Reputation: 341
I am new to Scrapy and web scraping. Please don't get mad. I am trying to scrape profilecanada.com. Now, when I ran the code below, no errors are given but I think it still not scraping. In my code, I am trying to start in a page where there is a list of link. Each link leads to a page where there is also another list of link. From that link is another page that lies the data that I needed to extract and save into a json file. In general, it something like "nested link scraping". I don't know how it is actually called. Please see the image below for the result of spider when I rant it. Thank you in advance for your help.
import scrapy
class ProfilecanadaSpider(scrapy.Spider):
name = 'profilecanada'
allowed_domains = ['http://www.profilecanada.com']
start_urls = ['http://www.profilecanada.com/browse_by_category.cfm/']
def parse(self, response):
# urls in from start_url
category_list_urls = response.css('div.div_category_list > div.div_category_list_column > ul > li.li_category > a::attr(href)').extract()
# start_u = 'http://www.profilecanada.com/browse_by_category.cfm/'
# for each category of company
for url in category_list_urls:
url = url[3:]
url = response.urljoin(url)
return scrapy.Request(url=url, callback=self.profileCategoryPages)
def profileCategoryPages(self, response):
company_list_url = response.css('div.dv_en_block_name_frame > a::attr(href)').extract()
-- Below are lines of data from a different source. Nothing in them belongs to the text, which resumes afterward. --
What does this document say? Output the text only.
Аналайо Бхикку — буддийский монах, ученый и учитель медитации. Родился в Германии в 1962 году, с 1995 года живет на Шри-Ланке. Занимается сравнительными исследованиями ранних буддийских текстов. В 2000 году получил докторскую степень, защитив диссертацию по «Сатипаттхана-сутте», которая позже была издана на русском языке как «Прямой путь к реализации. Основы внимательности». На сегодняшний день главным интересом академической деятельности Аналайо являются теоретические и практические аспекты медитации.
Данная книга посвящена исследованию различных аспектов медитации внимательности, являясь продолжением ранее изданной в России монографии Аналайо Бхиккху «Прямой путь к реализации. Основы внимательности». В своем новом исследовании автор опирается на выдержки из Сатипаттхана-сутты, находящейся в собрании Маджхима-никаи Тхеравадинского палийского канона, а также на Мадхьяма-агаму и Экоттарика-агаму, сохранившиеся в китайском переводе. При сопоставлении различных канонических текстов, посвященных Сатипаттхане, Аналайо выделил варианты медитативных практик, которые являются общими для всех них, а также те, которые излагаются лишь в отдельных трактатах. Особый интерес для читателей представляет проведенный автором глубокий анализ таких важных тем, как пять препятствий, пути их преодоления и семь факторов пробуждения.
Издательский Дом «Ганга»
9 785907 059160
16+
# for each company in the list
for url in company_list_url:
url = response.urljoin(url)
return scrapy.Request(url=url, callback=self.companyDetails)
def companyDetails(self, response):
return {
'company_name': response.css('span#name_frame::text').extract_first(),
'street_address': str(response.css('span#frame_addr::text').extract_first()),
'city': str(response.css('span#frame_city::text').extract_first()),
'region_or_province': str(response.css('span#frame_province::text').extract_first()),
'postal_code': str(response.css('span#frame_postal::text').extract_first()),
'country': str(response.css('div.type6_GM > div > div::text')[-1].extract())[2:],
'phone_number': str(response.css('span#frame_phone::text').extract_first()),
'fax_number': str(response.css('span#frame_fax::text').extract_first()),
'email': str(response.css('span#frame_email::text').extract_first()),
'website': str(response.css('span#frame_website > a::attr(href)').extract_first()),
}
IMAGE RESULT IN CMD: The result in cmd when I ran the spider
Upvotes: 4
Views: 910
Reputation: 1548
You should change allowed_domains
to allowed_domains = ['profilecanada.com']
and all the return scrapy.Request
to yield scrapy.Request
and it'll start working, keep in mind that obeying the robots.txt is not always enough, you should throttle your requests if necessary.
Upvotes: 1